Cambodia has received pledges of more than $600 million from international donors for the coming year. But international donors are again warning the Cambodian government that more needs to be done in fighting graft and protecting the environment, to ensure assistance continues.
The international aid pledges account for more than half the government's total budget. The pledges came Friday at the end of an annual meeting of the Cambodia Consultative Group.
Cambodian Commerce Minister Cham Prasidh said the $600 million are, in his words, a reward for the government's efforts in earlier reforms. Phnom Penh had asked for $484 million in aid this year. Cham Prasidh acknowledged progress in some areas was slow. He blames that, not on a lack of political will, but a lack of political expertise.

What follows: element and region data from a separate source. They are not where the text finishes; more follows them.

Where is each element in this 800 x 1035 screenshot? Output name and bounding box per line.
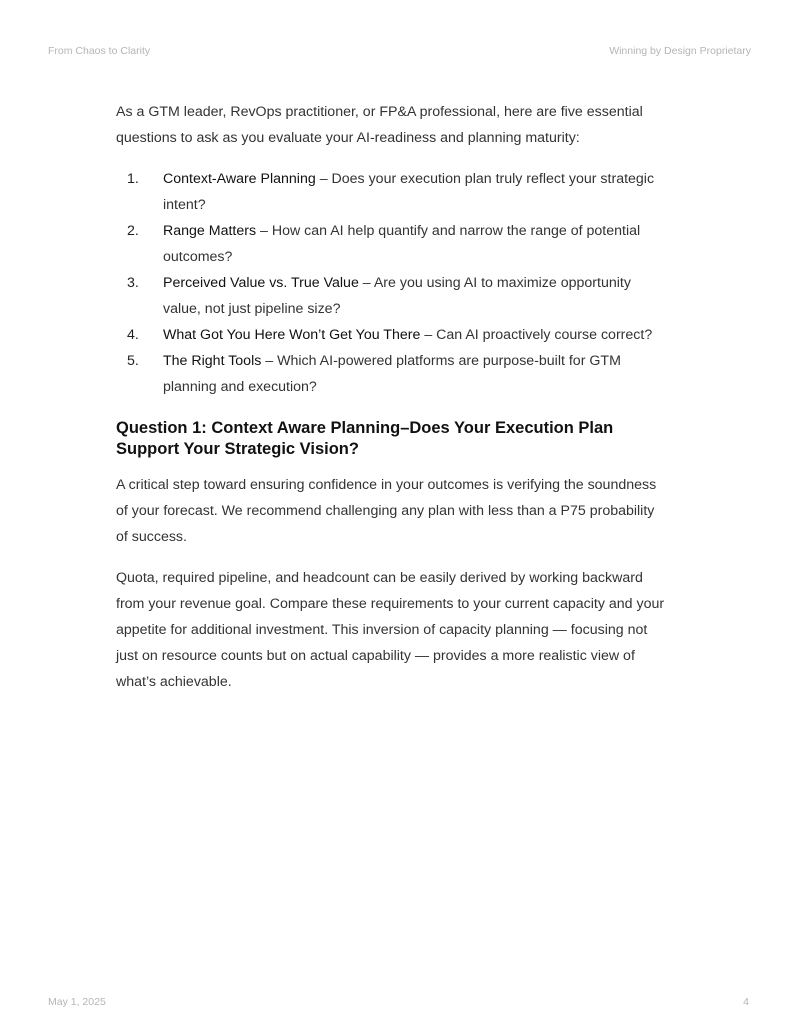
list-item-title: Perceived Value vs. True Value — [163, 275, 359, 291]
list-item-title: The Right Tools — [163, 353, 262, 369]
list-item-text: – Does your execution plan truly reflect your strategic intent? — [163, 171, 655, 213]
list-item-title: What Got You Here Won’t Get You There — [163, 327, 421, 343]
list-item — [116, 218, 668, 270]
section-paragraph: Quota, required pipeline, and headcount can be easily derived by working backward from your revenue goal. Compare these requirements to your current capacity and your appetite for additional investment. This inversion of capacity planning — focusing not just on resource counts but on actual capability — provides a more realistic view of what’s achievable. — [116, 570, 665, 690]
list-item-text: – How can AI help quantify and narrow the range of potential outcomes? — [163, 223, 641, 265]
section-paragraph: A critical step toward ensuring confidence in your outcomes is verifying the soundness of your forecast. We recommend challenging any plan with less than a P75 probability of success. — [116, 477, 657, 545]
list-item-text: – Are you using AI to maximize opportunity value, not just pipeline size? — [163, 275, 631, 317]
list-item-number: 1. — [127, 171, 139, 187]
footer-date: May 1, 2025 — [48, 996, 106, 1008]
list-item-number: 4. — [127, 327, 139, 343]
list-item-title: Range Matters — [163, 223, 257, 239]
list-item — [116, 348, 668, 400]
list-item — [116, 166, 668, 218]
page-content — [116, 99, 668, 709]
list-item — [116, 322, 668, 348]
list-item-number: 3. — [127, 275, 139, 291]
list-item — [116, 270, 668, 322]
questions-list — [116, 166, 668, 400]
list-item-text: – Which AI-powered platforms are purpose-built for GTM planning and execution? — [163, 353, 621, 395]
page-number: 4 — [743, 996, 749, 1008]
list-item-title: Context-Aware Planning — [163, 171, 316, 187]
section-heading: Question 1: Context Aware Planning–Does Your Execution Plan Support Your Strategic Vision? — [116, 419, 614, 458]
intro-paragraph: As a GTM leader, RevOps practitioner, or FP&A professional, here are five essential questions to ask as you evaluate your AI-readiness and planning maturity: — [116, 104, 643, 146]
header-proprietary-notice: Winning by Design Proprietary — [609, 45, 751, 57]
header-document-title: From Chaos to Clarity — [48, 45, 151, 57]
list-item-number: 2. — [127, 223, 139, 239]
list-item-number: 5. — [127, 353, 139, 369]
list-item-text: – Can AI proactively course correct? — [420, 327, 653, 343]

Cambodia, one of the world's poorest nations, has been able to establish some political stability in recent years, after almost three decades of bloodshed and internal civil strife. Only five years ago, Cambodian tanks and gunfire were on the streets of Phnom Penh, in a struggle for political control.
Since then, the government has made progress in political and social stability. The World Bank, in a release Friday, welcomed progress in some areas, but said gaps still remained in forestry protection and civil service reforms.
The bank commends Cambodia for appointing an auditor-general and undertaking other legal reforms, such as adoption of a land law.
Some donors, however, urge the government to set priorities on reforms, and warn that increased aid support should not be taken for granted.
A U.S. diplomat in Cambodia said Washington pledged $45 million. That includes $3 million from the Centers for Disease Control and $2.5 million to help remove land mines.
This year, donors are expected to look for improvements in the pace of reform, especially in fighting corruption, improving the legal system, increasing protection for human rights, demobilizing the military and protecting the environment.